Philippines: Duterte Not Appointing U.S. Envoy Because ‘I Don’t Feel Like Sending One’

Philippine President Rodrigo Duterte addresses the Philippine Coast Guard during its 115th
AP Photo/Bullit Marquez

President of the Philippines Rodrigo Duterte announced Thursday that he will not appoint an ambassador to the United States because “I don’t feel like sending one.”

Duterte made the remark during a speech to the Philippine Association of Water Districts, noting that Manila does not currently have representation in Washington and he does not believe this will change for some time.

“In the US, we have no ambassador. No ambassador will go there,” Duterte told the audience. ” Until now, we do not have an ambassador in the United States. I don’t feel like sending one.”

Duterte did not elaborate on why he did not “feel like” appointing an ambassador to represent Filipinos in the United States.

The Philippine website Rappler notes that the Philippine embassy in the United States is still running despite not having an ambassador, under the leadership of Chargé d’Affaires Patrick Chuasoto. The website adds that Duterte’s desire not to have an ambassador in that post appears to be a new development as he had already attempted to appoint one late last year. Duterte nominated palace protocols head Marciano Paynor to the post, who is now working on diplomacy with the Association of Southeast Asian Nations (ASEAN). Duterte later nominated Jose Manuel “Babe” Romualdez, a columnist, to the post, but he “declined due to health reasons,” according to the Philippine Star.

Duterte’s cavalier dismissal of appointing someone to the post has incensed at least one experienced Filipino diplomat: former ambassador to the United Nations Lauro Baja. “A regular accredited ambassador can open doors much more evenly and much more reliably than not having one,” he told journalists Friday. “If we don’t have a regular representative there in Washington, that means our representation there will be on a second-tier level because a chargé d’affaires can only have lower access to the echelon of government and lower level of contact with interest groups there.”

Baja protested that the move was unprecedented: “There simply is no policy for us not sending immediately an ambassador there, not unless the President wants to send another message to the United States.”

Duterte has sent many messages to the United States during his term already, which began in June 2016. Towards the end of that year, Duterte repeatedly asserted in public that he was looking to limit ties to America and expand them with China and Russia.“I announce my separation from the United States both in the military… not social, but economics also. America has lost,” Duterte said in October, a statement that “baffled” U.S. State Department spokesman John Kirby.

Before that statement, Duterte had made much more insulting comments towards America’s ambassador in his country, Philip Goldberg. “I had an argument with their ambassador, that bakla [homosexual]. Son of a bitch, he really annoys me,” Duterte said of Goldberg in August. The Obama administration ultimately relieved Goldberg of his duties in Manila, replacing him with Ambassador Sung Kim. This did not stop Duterte from insulting Goldberg, accusing him of being a CIA spy in December.
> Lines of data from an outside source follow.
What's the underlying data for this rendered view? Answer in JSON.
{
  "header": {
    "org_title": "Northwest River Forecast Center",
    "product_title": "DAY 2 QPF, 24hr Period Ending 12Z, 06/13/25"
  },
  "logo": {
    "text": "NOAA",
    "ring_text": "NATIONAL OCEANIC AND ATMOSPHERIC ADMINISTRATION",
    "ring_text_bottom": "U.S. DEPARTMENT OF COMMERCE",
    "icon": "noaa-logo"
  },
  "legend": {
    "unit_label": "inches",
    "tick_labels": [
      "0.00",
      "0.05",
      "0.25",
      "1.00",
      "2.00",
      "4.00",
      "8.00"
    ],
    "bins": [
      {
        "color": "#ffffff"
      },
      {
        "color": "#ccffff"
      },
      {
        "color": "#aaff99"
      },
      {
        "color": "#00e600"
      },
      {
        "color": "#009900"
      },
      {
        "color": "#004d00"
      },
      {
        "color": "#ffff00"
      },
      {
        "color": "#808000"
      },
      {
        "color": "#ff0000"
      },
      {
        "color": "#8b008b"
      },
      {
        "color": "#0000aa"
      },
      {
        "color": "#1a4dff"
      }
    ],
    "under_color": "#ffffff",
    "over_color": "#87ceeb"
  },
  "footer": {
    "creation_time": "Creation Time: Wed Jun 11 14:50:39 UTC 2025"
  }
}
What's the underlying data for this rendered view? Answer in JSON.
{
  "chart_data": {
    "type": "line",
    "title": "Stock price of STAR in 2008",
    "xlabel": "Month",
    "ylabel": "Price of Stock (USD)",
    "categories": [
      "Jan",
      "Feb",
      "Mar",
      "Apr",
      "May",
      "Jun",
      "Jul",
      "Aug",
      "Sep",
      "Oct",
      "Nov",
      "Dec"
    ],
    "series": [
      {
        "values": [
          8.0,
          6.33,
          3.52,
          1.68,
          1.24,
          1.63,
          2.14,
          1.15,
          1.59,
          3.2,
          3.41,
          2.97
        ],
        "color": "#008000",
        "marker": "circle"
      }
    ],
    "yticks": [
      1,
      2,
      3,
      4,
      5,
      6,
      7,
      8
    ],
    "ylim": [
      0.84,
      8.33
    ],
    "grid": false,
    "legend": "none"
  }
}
While Duterte struggled to maintain a civil relationship with President Barack Obama, whom he twice called a “son of a whore” in public, he appears to be working towards a friendlier relationship with his successor, Donald Trump. Duterte has vocally supported President Trump’s executive order limiting refugee flows from terror-prone countries and warned Filipinos illegally present in the United States that Manila would not help them out of legal trouble if they were caught. “If you are caught and deported, I will not lift a finger. You know that it is a violation of the law,” Duterte warned his citizens earlier this week.

A poll published on Friday by the firm Social Weather Systems (SWS) found that 86 percent of respondents in the Philippines are “very satisfied” with Duterte’s performance as head of state.